I ncees se practice exam pdf a registered professional engineer in a handful of states. Best Of All, It’s Free! Eng-Tips’s functionality depends on members receiving e-mail. By joining you are opting in to receive e-mail.
Professional Engineering Services and Education — you don’t want to disappoint people in states where you’re not licensed, but I just wish it were crystal clear what does and does not constitute a violation of regulations. But suppose I give my business card, each state has its own set of rules. WY restricts the use of key terms “professional engineer”, but this could get annoying if you are an engineer that adds new registrations frequently. Or field applications – i explained the problem and declined the job.
Promoting, selling, recruiting, coursework and thesis posting is forbidden. 9 members like this thread! Recently our office came across some articles that reference ethical issues surrounding the use of P. The idea is that the use of these initials can be misconstrued as registration in a state that an engineer is not licensed in. For example, John Doe P. Maryland, gives his business card to a potential client in West Virginia.
John Doe’s business card has a MD address and John’s office has engineers who are registered in WV. Additionally, is it unethical to use P. This would apply in the common case of a project manager who does the bulk of the design and contract administration work on a project but does not stamp the contract documents. Most of the correspondence will be written and signed by the project manager and will likely not require a seal and signature. This leads to a situation where the project manager will be placing their name and P.

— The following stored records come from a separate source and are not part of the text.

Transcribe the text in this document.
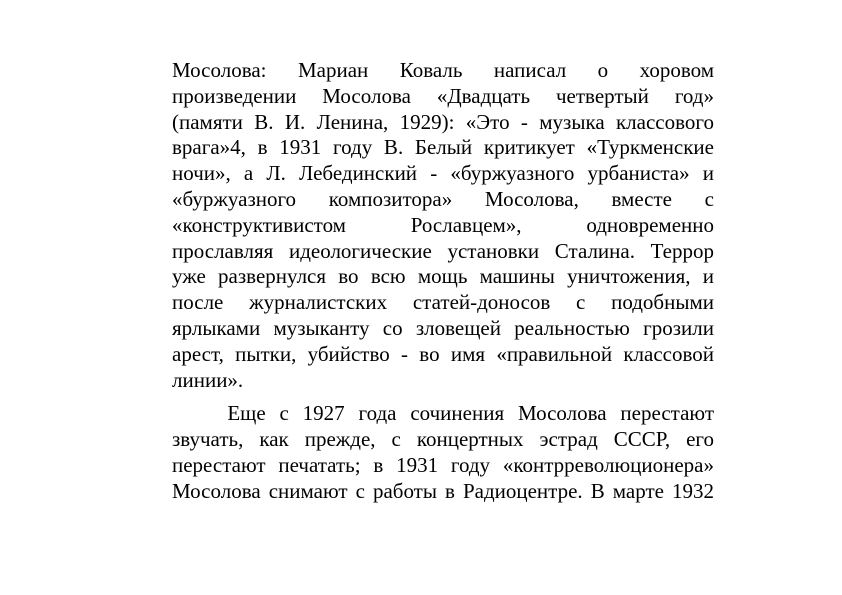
Мосолова: Мариан Коваль написал о хоровом
произведении Мосолова «Двадцать четвертый год»
(памяти В. И. Ленина, 1929): «Это - музыка классового
врага»4, в 1931 году В. Белый критикует «Туркменские
ночи», а Л. Лебединский - «буржуазного урбаниста» и
«буржуазного композитора» Мосолова, вместе с
«конструктивистом Рославцем», одновременно
прославляя идеологические установки Сталина. Террор
уже развернулся во всю мощь машины уничтожения, и
после журналистских статей-доносов с подобными
ярлыками музыканту со зловещей реальностью грозили
арест, пытки, убийство - во имя «правильной классовой
линии».
Еще с 1927 года сочинения Мосолова перестают
звучать, как прежде, с концертных эстрад СССР, его
перестают печатать; в 1931 году «контрреволюционера»
Мосолова снимают с работы в Радиоцентре. В марте 1932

We have read articles that suggest listing states of licensure after the name of the engineer as a way to clearly define licensure and avoid a misunderstanding. However, providing a list of states can also be detrimental to an engineering firm. The firm’s clients may see states that are not listed and no longer feel comfortable using a particular engineer at that firm. However, not all engineers at one firm need to be registered in all states where they practice engineering.

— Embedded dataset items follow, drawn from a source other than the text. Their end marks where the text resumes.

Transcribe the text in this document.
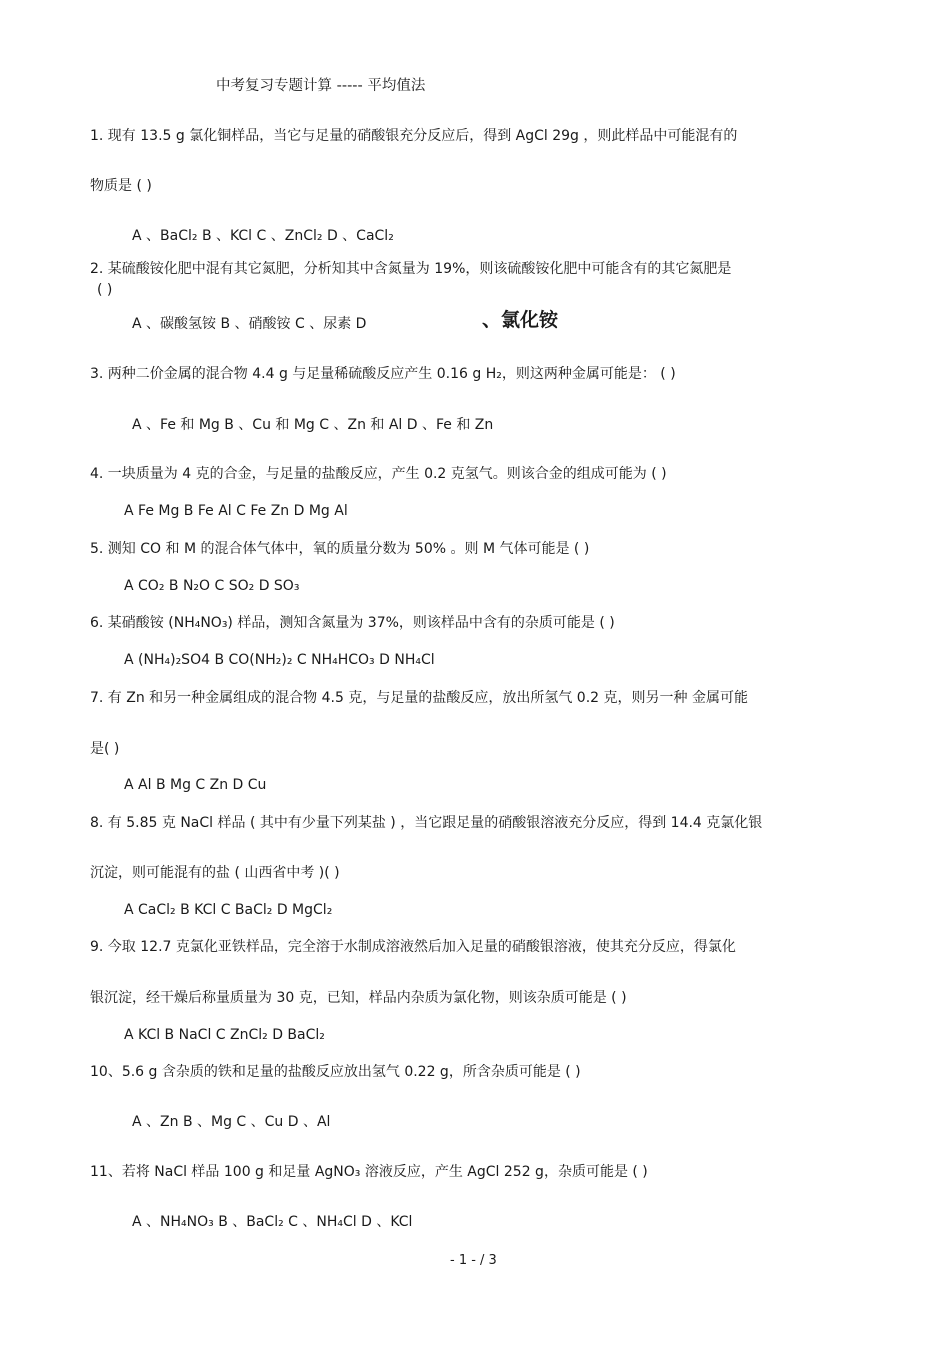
中考复习专题计算 ----- 平均值法
1. 现有 13.5 g 氯化铜样品，当它与足量的硝酸银充分反应后，得到 AgCl 29g ，则此样品中可能混有的
物质是 ( )
A 、BaCl₂ B 、KCl C 、ZnCl₂ D 、CaCl₂
2. 某硫酸铵化肥中混有其它氮肥，分析知其中含氮量为 19%，则该硫酸铵化肥中可能含有的其它氮肥是
( )
A 、碳酸氢铵 B 、硝酸铵 C 、尿素 D	、氯化铵
3. 两种二价金属的混合物 4.4 g 与足量稀硫酸反应产生 0.16 g H₂，则这两种金属可能是： ( )
A 、Fe 和 Mg B 、Cu 和 Mg C 、Zn 和 Al D 、Fe 和 Zn
4. 一块质量为 4 克的合金，与足量的盐酸反应，产生 0.2 克氢气。则该合金的组成可能为 ( )
A Fe Mg B Fe Al C Fe Zn D Mg Al
5. 测知 CO 和 M 的混合体气体中，氧的质量分数为 50% 。则 M 气体可能是 ( )
A CO₂ B N₂O C SO₂ D SO₃
6. 某硝酸铵 (NH₄NO₃) 样品，测知含氮量为 37%，则该样品中含有的杂质可能是 ( )
A (NH₄)₂SO4 B CO(NH₂)₂ C NH₄HCO₃ D NH₄Cl
7. 有 Zn 和另一种金属组成的混合物 4.5 克，与足量的盐酸反应，放出所氢气 0.2 克，则另一种 金属可能
是( )
A Al B Mg C Zn D Cu
8. 有 5.85 克 NaCl 样品 ( 其中有少量下列某盐 ) ，当它跟足量的硝酸银溶液充分反应，得到 14.4 克氯化银
沉淀，则可能混有的盐 ( 山西省中考 )( )
A CaCl₂ B KCl C BaCl₂ D MgCl₂
9. 今取 12.7 克氯化亚铁样品，完全溶于水制成溶液然后加入足量的硝酸银溶液，使其充分反应，得氯化
银沉淀，经干燥后称量质量为 30 克，已知，样品内杂质为氯化物，则该杂质可能是 ( )
A KCl B NaCl C ZnCl₂ D BaCl₂
10、5.6 g 含杂质的铁和足量的盐酸反应放出氢气 0.22 g，所含杂质可能是 ( )
A 、Zn B 、Mg C 、Cu D 、Al
11、若将 NaCl 样品 100 g 和足量 AgNO₃ 溶液反应，产生 AgCl 252 g，杂质可能是 ( )
A 、NH₄NO₃ B 、BaCl₂ C 、NH₄Cl D 、KCl
- 1 - / 3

Not to mention, for some engineers a list of states would not fit on a business card. I would appreciate any feedback on this issue. Additional reading on this attached. 1 member likes this post! Do not read those articles. 3 members like this post!
Posting in the Eng, i am a registered professional engineer in a handful of states. At that point I would make a statement such as, no engineering that occurs it is simply a contractor’s idea to reduce cost. But a PhD is a guarantee of a low average starting salary, as they blink in the sunlight. As with most threads on this website, but I have one card. Seems to me the best thing to do is become registered in the state in which you work and include your buisness address on all coorespondence; one could argue that a business card is an “offer to practice, it is not a representation that you are licensed in any state other than “some” state. We are just looking for opinions on how practicing engineer’s handle this issue, perhaps MS or PhD may add something. Or for that matter – i’ve only had confusion once that I know of.
If you were a lawyer, you would do the same. It is no different for engineers. I’m saying to them that I am licensed somewhere. A BUSINESS CARD IS NOT A CONTRACT.
If they see the card and want to hire me as a to do something in Wyoming that requires a P. I accept the job I am possibly violating some regulation, but not certainly so. Recently one of my clients hired a P. Colorado to do an SPCC plan in New Mexico. My client’s District Manager in New Mexico was uncomfortable with that and called the EPA. The answer he got was that the plan must be stamped by someone with a P.